PTSD is like having your stress bucket almost full before you start your day. Adding a big event such as a wedding or friends party or a movie or any other event with good stress or bad stress I am making trade offs. How long will it take me to recover from that 3 hour event?
I read the spoon theory awhile back that accurately describes the experience I have with PTSD and my energy levels. http://www.butyoudontlooksick.com/articles/written-by-christine/the-spoon-theory/
Christine Miserandino does a masterful job explaining how with some illnesses, and for me PTSD, we have a limited amount of energy. I try to explain this and I get frustrated. I told a friend that after teaching school I would get home and just sit on the couch. I would turn on the TV to stop me from being completely bored.

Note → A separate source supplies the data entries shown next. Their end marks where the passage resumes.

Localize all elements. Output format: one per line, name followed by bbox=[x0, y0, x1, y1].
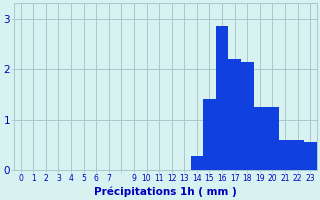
Bar bbox=[216, 26, 228, 170]
Bar bbox=[241, 62, 253, 170]
X-axis label: Précipitations 1h ( mm ): Précipitations 1h ( mm ) bbox=[94, 186, 237, 197]
Bar bbox=[253, 107, 266, 170]
Bar bbox=[304, 142, 316, 170]
Bar bbox=[228, 59, 241, 170]
Bar bbox=[191, 156, 203, 170]
Bar bbox=[266, 107, 279, 170]
Bar bbox=[291, 140, 304, 170]
Bar bbox=[279, 140, 291, 170]
Bar bbox=[203, 99, 216, 170]
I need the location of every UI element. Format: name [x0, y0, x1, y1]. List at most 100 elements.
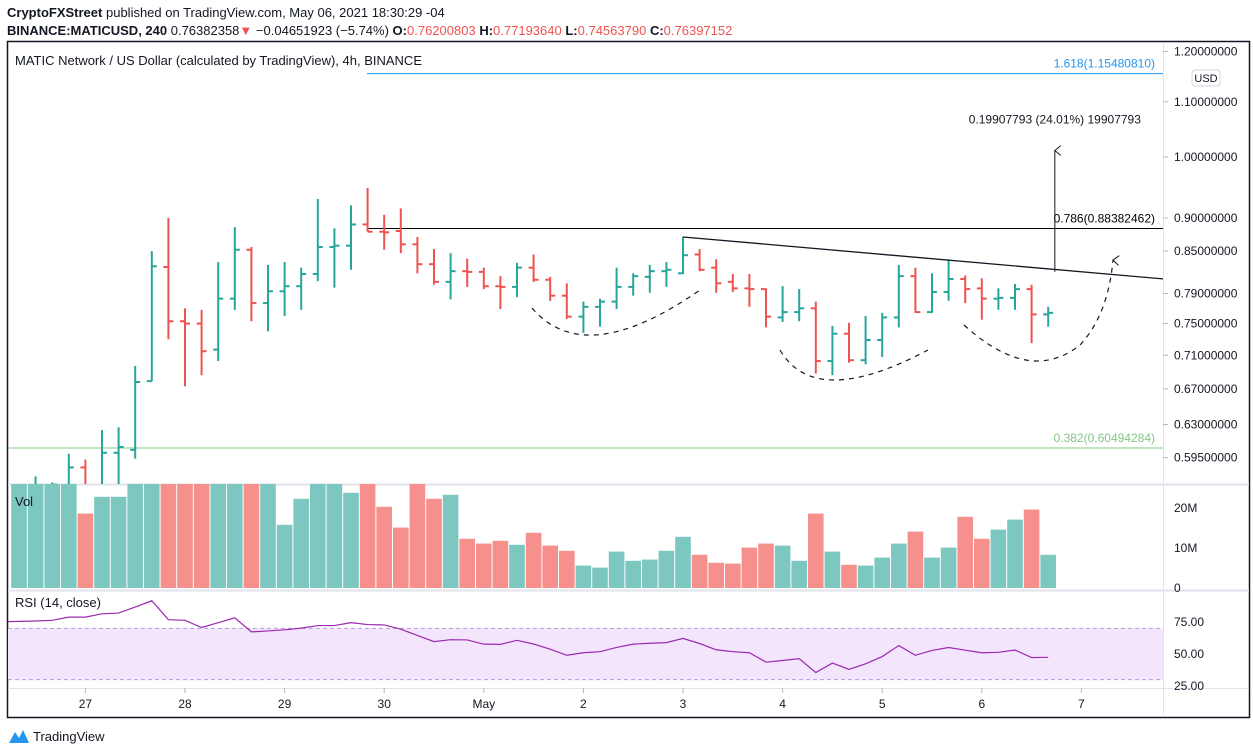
ohlc-bar[interactable] [97, 430, 107, 503]
ohlc-bar[interactable] [993, 288, 1004, 310]
volume-bar[interactable] [210, 468, 226, 588]
ohlc-bar[interactable] [31, 476, 41, 513]
ohlc-bar[interactable] [661, 262, 672, 287]
ohlc-bar[interactable] [213, 262, 224, 362]
publisher-name[interactable]: CryptoFXStreet [7, 5, 103, 20]
ohlc-bar[interactable] [794, 289, 805, 322]
ohlc-bar[interactable] [561, 283, 572, 319]
volume-bar[interactable] [691, 554, 708, 588]
volume-bar[interactable] [61, 468, 77, 588]
volume-bar[interactable] [293, 498, 309, 588]
ohlc-bar[interactable] [362, 187, 373, 233]
volume-bar[interactable] [642, 559, 658, 588]
volume-bar[interactable] [376, 506, 392, 588]
ohlc-bar[interactable] [113, 427, 124, 487]
volume-bar[interactable] [276, 524, 293, 588]
volume-bar[interactable] [525, 532, 542, 588]
ohlc-bar[interactable] [727, 274, 738, 293]
volume-bar[interactable] [393, 527, 409, 588]
volume-bar[interactable] [924, 557, 940, 588]
volume-bar[interactable] [94, 496, 110, 588]
volume-bar[interactable] [708, 562, 724, 588]
volume-bar[interactable] [492, 540, 509, 588]
volume-bar[interactable] [841, 564, 857, 588]
ohlc-bar[interactable] [744, 274, 755, 307]
volume-bar[interactable] [110, 496, 127, 588]
volume-bar[interactable] [77, 513, 94, 588]
volume-bar[interactable] [874, 557, 890, 588]
volume-bar[interactable] [824, 551, 841, 588]
volume-bar[interactable] [310, 468, 326, 588]
ohlc-bar[interactable] [312, 199, 323, 282]
ohlc-bar[interactable] [711, 259, 722, 293]
ohlc-bar[interactable] [761, 288, 771, 328]
volume-bar[interactable] [409, 468, 426, 588]
ohlc-bar[interactable] [495, 276, 506, 310]
volume-bar[interactable] [625, 560, 641, 588]
ohlc-bar[interactable] [263, 264, 273, 332]
volume-bar[interactable] [442, 494, 459, 588]
ohlc-bar[interactable] [512, 262, 522, 298]
volume-bar[interactable] [326, 468, 343, 588]
ohlc-bar[interactable] [329, 228, 340, 288]
ohlc-bar[interactable] [296, 267, 307, 310]
volume-bar[interactable] [592, 567, 608, 588]
ohlc-bar[interactable] [578, 301, 589, 333]
volume-bar[interactable] [791, 560, 807, 588]
volume-bar[interactable] [1023, 509, 1040, 588]
ohlc-bar[interactable] [412, 236, 423, 274]
ohlc-bar[interactable] [860, 315, 871, 365]
ohlc-bar[interactable] [678, 236, 688, 275]
volume-bar[interactable] [359, 468, 376, 588]
volume-bar[interactable] [741, 547, 758, 588]
volume-bar[interactable] [260, 468, 276, 588]
ohlc-bar[interactable] [429, 249, 439, 285]
volume-bar[interactable] [774, 545, 791, 588]
volume-bar[interactable] [459, 538, 475, 588]
volume-bar[interactable] [974, 538, 990, 588]
ohlc-bar[interactable] [611, 267, 622, 310]
ohlc-bar[interactable] [346, 205, 356, 270]
price-pane[interactable]: 1.618(1.15480810) 0.786(0.88382462) 0.382(… [8, 57, 1164, 536]
ohlc-bar[interactable] [1043, 306, 1054, 327]
volume-bar[interactable] [509, 544, 525, 588]
ohlc-bar[interactable] [877, 312, 888, 357]
ohlc-bar[interactable] [528, 254, 539, 282]
volume-bar[interactable] [27, 468, 44, 588]
ohlc-bar[interactable] [810, 301, 821, 374]
ohlc-bar[interactable] [163, 218, 174, 340]
ohlc-bar[interactable] [462, 258, 473, 287]
volume-bar[interactable] [559, 550, 575, 588]
ohlc-bar[interactable] [1010, 284, 1020, 310]
rsi-pane[interactable] [7, 600, 1163, 681]
ohlc-bar[interactable] [180, 308, 190, 387]
ohlc-bar[interactable] [395, 208, 406, 254]
volume-bar[interactable] [758, 543, 774, 588]
volume-bar[interactable] [1007, 519, 1023, 588]
ohlc-bar[interactable] [130, 366, 141, 459]
volume-bar[interactable] [658, 550, 675, 588]
ohlc-bar[interactable] [827, 325, 838, 376]
volume-bar[interactable] [608, 551, 625, 588]
volume-bar[interactable] [675, 536, 691, 588]
volume-bar[interactable] [542, 545, 558, 588]
ohlc-bar[interactable] [777, 286, 788, 323]
ohlc-bar[interactable] [64, 453, 74, 498]
ohlc-bar[interactable] [694, 249, 705, 272]
ohlc-bar[interactable] [279, 262, 290, 316]
volume-pane[interactable] [11, 468, 1056, 588]
ohlc-bar[interactable] [628, 273, 639, 296]
volume-bar[interactable] [990, 529, 1007, 588]
volume-bar[interactable] [426, 498, 442, 588]
volume-bar[interactable] [1040, 554, 1056, 588]
ohlc-bar[interactable] [893, 264, 904, 328]
ohlc-bar[interactable] [246, 247, 257, 322]
volume-bar[interactable] [127, 468, 143, 588]
ohlc-bar[interactable] [943, 259, 954, 301]
volume-bar[interactable] [193, 468, 210, 588]
volume-bar[interactable] [160, 468, 177, 588]
volume-bar[interactable] [243, 468, 260, 588]
ohlc-bar[interactable] [960, 275, 971, 304]
ohlc-bar[interactable] [545, 276, 556, 301]
volume-bar[interactable] [957, 516, 973, 588]
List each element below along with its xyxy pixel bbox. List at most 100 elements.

My friend commented, “I wish I could do that.” I stared at her and said nothing. I wanted to shout, “Really? You talk as if I have a choice. You don’t understand. If the house was burning down I would wave the world good-bye because I don’t have enough energy to get off the couch and no more adrenaline to give me a kick start.” Sometimes you are out of energy and out of choices.
Today my daughter posted a link to an article on spending energy. http://themighty.com/2016/07/advice-for-spending-energy-with-fibromyalgia-or-chronic-fatigue/ Some of it I agree with but some I would add a bit of information.
Do you have a choice? I complained to my counselor what things I had to do and he pointed out without a gun to my head, I had choices. You may not like the consequences but you have a choice. Sometimes my choice is I can go to the event and pass out there or stay home and pass out. The passing out part was no longer optional. This is one of the reasons some people with PTSD stay home, a lot. It is easier to protect myself from triggers at home than when I am out and about.
Can you plan for extra rest in advance? Sometimes, usually I plan for extra rest afterwards. Usually the stress of anticipating the activity will cut out any hope for extra rest before and event.
Do you have time for recovery after? This is not optional for me. I plan for this or pick myself up off the ground where ever I am. I don’t plan to accomplish anything between Christmas and New Year, I know the emotional drain from Christmas will leave me wiped out. Christmas is a trigger.
Do you have exit plans? I loved learning about this one. Giving myself permission to leave when I decided I was ready was awesome. I plan for an exit plan and rejoice if I don’t have to use it. Deciding where I sit at an event, choosing where I stand at a party are all part of my exit plan and preparing myself to leave.
What are your coping strategies? I have my coping list of things I can do in different situations. I practice them when I am calm. I give myself permission to take care of myself how I need to be taken care of and not worry about what other people think. Other people are not in my body and don’t have to listen to my thoughts.
Savor the memories. My warm fuzzy box, pictures, and little mementos are a few of the things that help me to savor and revisit the joyful part of an event. Too often I work so hard to be at an advent that it can’t meet my elevated expectations. (Warm Fuzzy box http://www.creativity-portal.com/howto/a/violette/warm-fuzzy-box.html)
For me, almost everything has a trade off. Summer time I enjoy the luxury of staying home and not needing to push myself pass any of my limits. I also tend to not want to go out more and more. So going back to work when school starts motivates me to keep going beyond the limits my mind and body try to place on me. I am functioning much better now. One more week then back to school. I can do this.